U.S. Reps. Debbie Wasserman Schultz, D-FL, and Gerald Connolly, D-VA, are asking U.S. Postmaster General Louis DeJoy to consider increasing identification requirements for people purchasing political mail and establishing a public database that would list people who design and market mail pieces as well as the beneficiaries of the ads.

In calling for the changes, Wasserman Schultz and Connolly cited the “ghost” candidate scheme in three competitive Florida Senate races, where GOP operatives promoted independent candidates as progressives in an apparent attempt to siphon votes from the Democrats in those races.

“Deceptive political mailers are, unfortunately, a common part of our country’s electoral process,” Wasserman Schultz and Connolly wrote in a letter sent Wednesday to DeJoy. “In a small number of contests, however, malicious political actors so egregiously abuse the U.S. Postal Service through the use of political mailers that it distorts electoral outcomes.”

Florida’s dark money playbook: How ‘ghost’ candidate scheme revealed secretive political tactics

Wasserman Schultz and Connolly, the chairman of the House Subcommittee on Government Operations, which oversees the U.S. Postal Service, wrote that the postal service also needs to better enforce current reporting requirements, which demand disclosure of the designers, marketers and beneficiaries of political mailers.

Despite potential criminal or civil penalties for failing to report this information, much of it “appears uncollected,” they wrote.

“There must be accountability when fraudulent, intentionally deceptive mail is sent,” Wasserman Schultz and Connolly wrote. “Proper administration of current rules is a good place to start.”

Last year, the Miami-Dade State Attorney’s office filed charges against former lawmaker Frank Artiles, accusing him of paying a friend nearly $45,000 to run as an independent candidate in a competitive South Florida state Senate race in 2020. Artiles’ payments to Alex Rodriguez, which were not recorded on campaign finance reports, violated election finance laws, prosecutors said.

Rodriguez pleaded guilty in August and agreed to testify in the state’s case against Artiles.

Prosecutors said the scheme was intended to confuse voters in the Miami-area district, siphon votes away from the Democratic incumbent, José Javier Rodríguez, and help Republican Ileana Garcia, who won by 32 votes. Alex Rodriguez received more than 6,000 votes.

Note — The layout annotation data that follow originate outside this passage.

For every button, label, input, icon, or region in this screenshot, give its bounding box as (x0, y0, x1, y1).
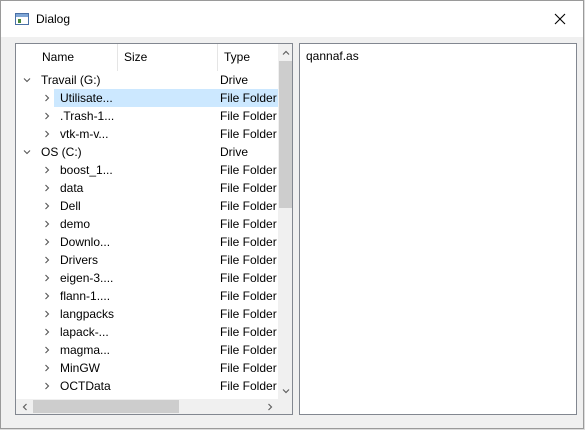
tree-row-folder[interactable]: demo File Folder (16, 215, 278, 233)
tree-row-folder[interactable]: Downlo... File Folder (16, 233, 278, 251)
tree-item-type: File Folder (220, 163, 277, 177)
tree-item-name: demo (60, 217, 91, 231)
chevron-right-icon[interactable] (42, 341, 52, 359)
chevron-left-icon (22, 403, 27, 410)
tree-row-folder[interactable]: lapack-... File Folder (16, 323, 278, 341)
scrollbar-corner (278, 399, 292, 414)
horizontal-scroll-thumb[interactable] (33, 400, 179, 413)
tree-row-folder[interactable]: Utilisate... File Folder (16, 89, 278, 107)
scroll-down-button[interactable] (278, 382, 292, 399)
tree-item-type: File Folder (220, 307, 277, 321)
tree-item-type: File Folder (220, 361, 277, 375)
tree-item-name: Travail (G:) (41, 73, 101, 87)
chevron-down-icon[interactable] (22, 143, 32, 161)
vertical-scroll-thumb[interactable] (279, 61, 292, 208)
close-button[interactable] (537, 1, 583, 37)
chevron-right-icon (267, 403, 272, 410)
text-content: qannaf.as (306, 49, 359, 63)
chevron-right-icon[interactable] (42, 251, 52, 269)
tree-item-type: File Folder (220, 127, 277, 141)
tree-row-folder[interactable]: .Trash-1... File Folder (16, 107, 278, 125)
tree-item-type: File Folder (220, 109, 277, 123)
tree-row-folder[interactable]: Dell File Folder (16, 197, 278, 215)
tree-row-folder[interactable]: langpacks File Folder (16, 305, 278, 323)
tree-item-type: File Folder (220, 199, 277, 213)
tree-row-folder[interactable]: eigen-3.... File Folder (16, 269, 278, 287)
tree-row-folder[interactable]: vtk-m-v... File Folder (16, 125, 278, 143)
close-icon (554, 13, 566, 25)
tree-item-type: File Folder (220, 325, 277, 339)
tree-item-name: eigen-3.... (60, 271, 114, 285)
chevron-up-icon (282, 50, 289, 55)
scroll-up-button[interactable] (278, 44, 292, 61)
chevron-right-icon[interactable] (42, 215, 52, 233)
column-header-type[interactable]: Type (218, 44, 278, 71)
tree-item-name: OS (C:) (41, 145, 82, 159)
chevron-right-icon[interactable] (42, 197, 52, 215)
scroll-left-button[interactable] (16, 399, 33, 414)
vertical-scrollbar[interactable] (278, 44, 292, 399)
column-header-name[interactable]: Name (36, 44, 118, 71)
tree-item-type: File Folder (220, 217, 277, 231)
tree-item-name: magma... (60, 343, 111, 357)
tree-row-folder[interactable]: data File Folder (16, 179, 278, 197)
tree-item-name: Downlo... (60, 235, 111, 249)
chevron-right-icon[interactable] (42, 323, 52, 341)
file-tree-view[interactable]: Name Size Type Travail (G:) Drive Utilisat… (15, 43, 293, 415)
tree-item-type: File Folder (220, 289, 277, 303)
tree-item-name: boost_1... (60, 163, 113, 177)
chevron-right-icon[interactable] (42, 287, 52, 305)
window-icon (15, 13, 29, 25)
tree-item-type: File Folder (220, 343, 277, 357)
tree-item-type: File Folder (220, 235, 277, 249)
tree-item-type: File Folder (220, 271, 277, 285)
tree-row-folder[interactable]: magma... File Folder (16, 341, 278, 359)
scroll-right-button[interactable] (261, 399, 278, 414)
tree-row-folder[interactable]: MinGW File Folder (16, 359, 278, 377)
tree-item-name: Utilisate... (60, 91, 113, 105)
text-view[interactable]: qannaf.as (299, 43, 577, 415)
chevron-right-icon[interactable] (42, 125, 52, 143)
chevron-right-icon[interactable] (42, 359, 52, 377)
chevron-right-icon[interactable] (42, 161, 52, 179)
tree-item-name: flann-1.... (60, 289, 111, 303)
tree-item-name: Drivers (60, 253, 98, 267)
tree-item-type: File Folder (220, 91, 277, 105)
tree-item-type: File Folder (220, 181, 277, 195)
chevron-right-icon[interactable] (42, 89, 52, 107)
tree-item-name: langpacks (60, 307, 115, 321)
tree-item-name: MinGW (60, 361, 100, 375)
chevron-right-icon[interactable] (42, 179, 52, 197)
tree-row-folder[interactable]: OCTData File Folder (16, 377, 278, 395)
column-header-size[interactable]: Size (118, 44, 218, 71)
tree-item-name: .Trash-1... (60, 109, 115, 123)
horizontal-scrollbar[interactable] (16, 399, 278, 414)
chevron-right-icon[interactable] (42, 269, 52, 287)
tree-item-name: vtk-m-v... (60, 127, 109, 141)
tree-item-name: Dell (60, 199, 81, 213)
tree-header: Name Size Type (16, 44, 278, 71)
tree-item-name: OCTData (60, 379, 111, 393)
tree-row-drive[interactable]: OS (C:) Drive (16, 143, 278, 161)
tree-item-type: File Folder (220, 379, 277, 393)
tree-item-type: Drive (220, 145, 249, 159)
chevron-right-icon[interactable] (42, 107, 52, 125)
tree-row-folder[interactable]: flann-1.... File Folder (16, 287, 278, 305)
chevron-right-icon[interactable] (42, 377, 52, 395)
chevron-down-icon (282, 388, 289, 393)
window-title: Dialog (36, 12, 71, 26)
tree-item-name: data (60, 181, 84, 195)
tree-item-type: Drive (220, 73, 249, 87)
tree-item-type: File Folder (220, 253, 277, 267)
chevron-right-icon[interactable] (42, 305, 52, 323)
title-bar: Dialog (1, 1, 583, 37)
tree-item-name: lapack-... (60, 325, 109, 339)
tree-row-folder[interactable]: Drivers File Folder (16, 251, 278, 269)
tree-row-folder[interactable]: boost_1... File Folder (16, 161, 278, 179)
tree-row-drive[interactable]: Travail (G:) Drive (16, 71, 278, 89)
chevron-right-icon[interactable] (42, 233, 52, 251)
chevron-down-icon[interactable] (22, 71, 32, 89)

South Florida voters received mailers championing Alex Rodriguez as a progressive who would “fight climate change,” “hold the police accountable,” and “guarantee a living wage,” even though Rodriguez did not campaign. Similar ads went to voters promoting independent candidates in two other Florida Senate districts, including Central Florida’s Senate District 9, where Republican Jason Brodeur defeated Democrat Patricia Sigman.

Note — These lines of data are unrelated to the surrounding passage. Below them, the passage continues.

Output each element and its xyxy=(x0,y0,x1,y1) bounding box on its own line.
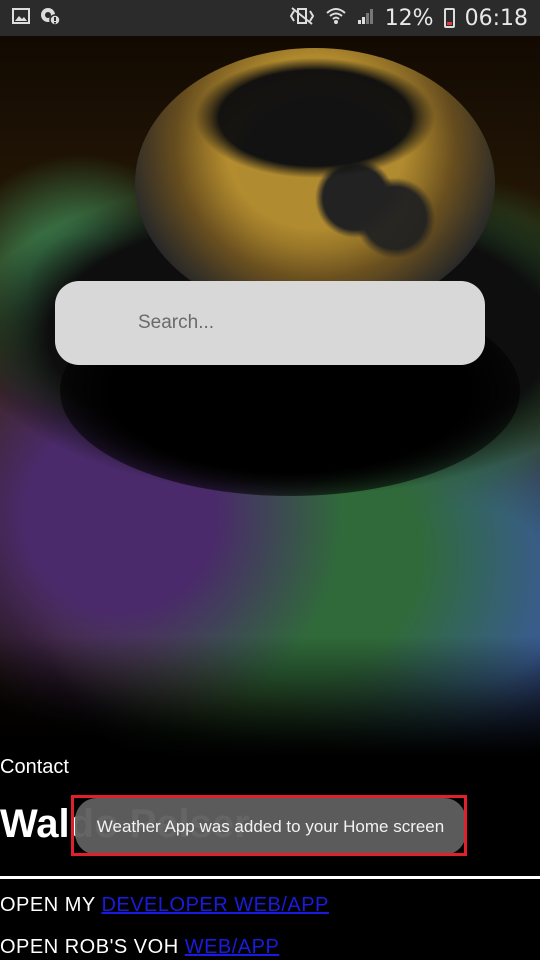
rob-voh-web-app-link[interactable]: WEB/APP xyxy=(185,936,280,958)
hero-background-image xyxy=(0,36,540,756)
battery-low-icon xyxy=(443,8,455,28)
rob-voh-link-row: OPEN ROB'S VOH WEB/APP xyxy=(0,936,279,959)
link-prefix: OPEN ROB'S VOH xyxy=(0,936,185,958)
link-prefix: OPEN MY xyxy=(0,894,102,916)
contact-label[interactable]: Contact xyxy=(0,756,69,779)
vibrate-mute-icon xyxy=(289,6,315,31)
clock: 06:18 xyxy=(464,5,528,31)
fractal-orb xyxy=(135,48,495,318)
settings-gear-icon xyxy=(40,7,61,30)
wifi-icon xyxy=(325,6,347,31)
developer-link-row: OPEN MY DEVELOPER WEB/APP xyxy=(0,894,329,917)
battery-percent: 12% xyxy=(384,5,434,31)
toast-message: Weather App was added to your Home scree… xyxy=(96,816,445,836)
toast-notification: Weather App was added to your Home scree… xyxy=(75,798,466,855)
developer-web-app-link[interactable]: DEVELOPER WEB/APP xyxy=(101,894,328,916)
status-bar: 12% 06:18 xyxy=(0,0,540,36)
search-input[interactable] xyxy=(136,311,460,335)
signal-icon xyxy=(357,7,375,30)
divider xyxy=(0,876,540,879)
search-bar[interactable] xyxy=(55,281,485,365)
image-icon xyxy=(12,7,30,29)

The advertisements were sent by two political committees chaired by young women who told South Florida investigators they played no role in running the groups and were paid for the use of their names on official committee documents.

The operative who paid the women for the use of their names and ran the committees behind the scenes, Alex Alvarado, has received a letter from prosecutors with the Miami-Dade State Attorney’s Office notifying him he’s also a target of their investigation.

The committees received all of their funding from an Alabama-based dark-money nonprofit organization that was run by consultants who were working closely with Florida Power & Light executives in 2020.

The man who appears as the nonprofit’s chairperson on official documents, Richard Alexander of Cullman, Alabama, is the brother of one of the consultants and also has received a letter from Miami-Dade prosecutors saying he is a target of their probe.

Besides Artiles and Alex Rodriguez, nobody else has been charged in connection with the scheme.

Wasserman Schultz said in the statement she and Connolly hope to work with the U.S. Postal Service to increase reporting requirements to help prevent “mail system abuse” in elections.

“Laws were broken to promote several ‘ghost candidates’ in Florida races, and these bad actors relied heavily on leveraging the mail system to manipulate voters,” Wasserman Schultz said in the statement. “Enforcing existing disclosures requirements, and adopting common-sense transparency rules could have discouraged this abuse, or forced them into the light before voters decided these races. We can help our democracy if we arm the public and press with more knowledge about who buys mail ads.”